Bis dato gibt es von keiner der beteiligten Organisationen und Unternehmen direkt konkrete Aussagen, nach denen es nach dem Start und über einen bestimmten Zeitraum hinweg möglich war, den Satelliten mit Kommandos vom Boden aktiv zu beeinflussen. Die vorliegenden Bahnverfolgungsdaten geben darauf keinerlei Hinweis. Sie sprechen nicht gegen eine Annahme, dass bis dato kein Einsatz der Treibwerke an Bord erfolgt ist. Ein solcher Einsatz wäre im übrigen nur dann sinnvoll, wenn die am Hauptkörper angebrachten Solarzellenausleger und Antennenreflektoren entfaltet worden sind, weil sie die Triebwerke in der Transportkonfiguration abdecken. Auch dazu, dass die entsprechenden Entfaltungsvorgänge erfolgreich abwickelt wurden, liegen von offizieller Seite keine Informationen vor.
Angesichts der Informationslage sind bestimmte Aussagen kaum nachvollziehbar: Das Büro für das Management des nationalen Raumfahrtprogramms Angolas (Gabinete de Gestão do Programa Espacial Nacional, GGPEN) hatte mit Datum vom 29. Dezember 2017 mitgeteilt, nach einem Problem mit Ausgasen, Verunreinigungen und einer gewissen Untätigkeit des Bordrechners mit Ausfall von Telemetriedaten über einen gewissen Zeittraum gehe man von einem mittlerweile optimalen Zustand des Satelliten aus.
Die staatliche angolanische Nachrichtenagentur Agência Angola Press (ANGOP) meldete mit Datum vom 3. Januar 2018, der bevollmächtigte Botschafter der Russischen Föderation in der Republik Angola, Wladimir Tararow, habe in Luanda mitgeteilt, Angosat 1 arbeite wie vorgesehen, und platziere Angola innerhalb der internationale Gemeinschaft im Club der Weltraummächte. Die Botschaft selbst veröffentlichte ebenfalls einen Text, demzufolge alle Satellitensysteme trotz gewisser Schwierigkeiten regulär arbeiten würden.

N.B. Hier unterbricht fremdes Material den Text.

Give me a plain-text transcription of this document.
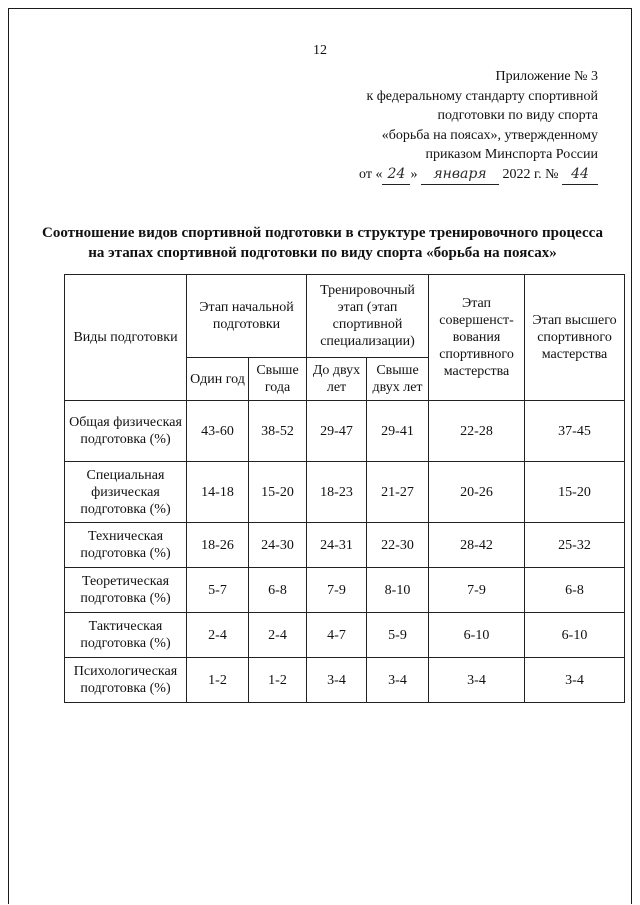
12
Приложение № 3
к федеральному стандарту спортивной
подготовки по виду спорта
«борьба на поясах», утвержденному
приказом Минспорта России
от « 24 » января 2022 г. № 44
Соотношение видов спортивной подготовки в структуре тренировочного процесса на этапах спортивной подготовки по виду спорта «борьба на поясах»
Виды подготовки	Этап начальной подготовки		Тренировочный этап (этап спортивной специализации)		Этап совершенст-вования спортивного мастерства	Этап высшего спортивного мастерства
	Один год	Свыше года	До двух лет	Свыше двух лет		
Общая физическая подготовка (%)	43-60	38-52	29-47	29-41	22-28	37-45
Специальная физическая подготовка (%)	14-18	15-20	18-23	21-27	20-26	15-20
Техническая подготовка (%)	18-26	24-30	24-31	22-30	28-42	25-32
Теоретическая подготовка (%)	5-7	6-8	7-9	8-10	7-9	6-8
Тактическая подготовка (%)	2-4	2-4	4-7	5-9	6-10	6-10
Психологическая подготовка (%)	1-2	1-2	3-4	3-4	3-4	3-4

Am 5. Januar 2018 meldete beispielsweise die Broadcast Media Africa, Manuel Homem, Angolas Minister für Information und Telekommunikation sei erleichtert, dass man in der Lage war, Angosat 1 (wieder) zu finden. In der selben Quelle heißt es, man habe einem Regierungssprecher von Seiten einer Arbeitsgruppe aus Technikern versichert, ein weiterer Abbruch der Verbindung mit der Ausrüstung (an Bord des Satelliten) werde nicht mehr vorkommen.
Alles in allem muss festgestellt werden, dass eine transparentere, offenere Informationspolitik es Beteiligten und Beobachtern eher ermöglichen würde, zu einer der den tatsächlichen Fakten gerecht werdenden Beurteilung der Situation zu kommen. Wenig aussagekräftige Mitteilungen, die den Veränderungen der Situation deutlich hinterherhinken, sind nicht geeignet, erforderliches Vertrauen zu untermauern und zu stärken.
Die Investitionen der öffentlichen Hand Angolas im Zusammenhang mit Angosat 1 betragen nach Angaben aus Angola rund 320 Millionen US-Dollar, umgerechnet rund 270 Millionen Euro.
Angosat 1 ist katalogisiert mit der NORAD-Nr. 43.087 und als COSPAR-Objekt 2017-086A.